Foto: Marcelo Andrade

A
TRIBUNA
: Mais uma vez o Atlético vive a expectativa de ver a Arena da Baixada.
Desde que foi reformado, em 2014, o estádio ainda não recebeu os tão sonhados
40 mil torcedores, o que pode acontecer pela primeira vez nesta quarta-feira,
quando o Furacão recebe o Flamengo, às 21h45, pela quarta rodada do Grupo 4 da
Libertadores.

O
Rubro-Negro divulgou na manhã desta quarta-feira (25) restavam apenas cerca de
1100 ingressos à venda. Do lado flamenguista, os bilhetes já estão esgotados.

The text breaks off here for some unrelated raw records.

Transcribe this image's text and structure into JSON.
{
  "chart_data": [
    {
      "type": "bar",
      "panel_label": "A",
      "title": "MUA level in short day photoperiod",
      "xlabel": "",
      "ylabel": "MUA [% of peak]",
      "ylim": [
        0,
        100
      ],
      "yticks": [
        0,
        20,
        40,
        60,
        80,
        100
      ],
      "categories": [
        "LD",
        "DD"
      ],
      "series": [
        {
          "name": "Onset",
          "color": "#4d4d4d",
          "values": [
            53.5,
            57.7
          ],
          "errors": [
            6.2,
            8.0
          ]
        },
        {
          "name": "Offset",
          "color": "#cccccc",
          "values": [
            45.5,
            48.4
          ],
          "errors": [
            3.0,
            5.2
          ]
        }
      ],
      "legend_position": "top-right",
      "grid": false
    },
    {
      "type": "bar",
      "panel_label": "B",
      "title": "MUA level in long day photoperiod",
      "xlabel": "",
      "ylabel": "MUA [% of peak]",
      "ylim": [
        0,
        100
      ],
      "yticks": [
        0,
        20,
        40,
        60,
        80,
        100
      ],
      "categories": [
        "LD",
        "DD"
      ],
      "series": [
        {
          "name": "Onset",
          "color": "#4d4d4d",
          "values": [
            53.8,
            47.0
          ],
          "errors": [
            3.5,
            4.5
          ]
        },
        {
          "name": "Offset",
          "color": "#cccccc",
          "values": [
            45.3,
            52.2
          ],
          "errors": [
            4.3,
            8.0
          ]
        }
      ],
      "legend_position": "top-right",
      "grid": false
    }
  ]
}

Assim, a tendência é que a Arena esteja um verdadeiro caldeirão para incentivar
o Atlético para alcançar a vitória e entrar na zona de classificação. Uma
pressão que anima o meia Lucho González.
“Jogar
em casa em uma competição como essa sempre é muito importante, a nossa torcida
sempre nos apoia e tenho certeza que contra o Flamengo mais uma vez será assim,
então temos que contar com esse fator para colocar pressão. Mas somos
conscientes que a situação atual não é fácil para assistir futebol. A gente faz
grandes sacrifícios no dia a dia e esperamos que possamos superar esse recorde,
com a torcida nos apoiando sempre”, disse o argentino, lembrando do lado
financeiro. Os ingressos na Baixada custam R$ 150 a inteira e R$ 75 a meia.
Até
aqui, o Rubro-Negro tem uma média de 13.876 torcedores por partida. O melhor
público do ano até aqui foi no amistoso em 0x0 com o Peñarol, do Uruguai, o
primeiro compromisso do ano, quando 29.367 pessoas foram ao estádio. Em jogos
oficiais, a vitória por 1×0 sobre o Paraná Clube, nas quartas de final do
Campeonato Paranaense, foi a que teve o maior número de torcedores, com 22.893
pagantes
O
técnico Paulo Autuori também espera casa cheia e um clima totalmente favorável
ao Furacão, ao contrário do que se viu em outras partidas, justamente porque o
confronto tem clima de decisão e que motiva os torcedores a comparecerem.
“O
calendário brasileiro tem que permitir jogos dessa natureza para que permitam o
estádio ficar cheio. O torcedor tem que ter avidez de vir ao estádio. A
vulgarização do futebol brasileiro está em função de ter jogos toda hora e que
não valem nada. Ter uma semifinal com sete mil pessoas… e parece que está tudo
bem. O futebol brasileiro está horroroso e isso é uma prova. Amanhã vamos ver
um estádio cheio, com uma atmosfera fundamental”, afirmou o treinador,
aproveitando para mais uma vez reclamar do calendário brasileiro.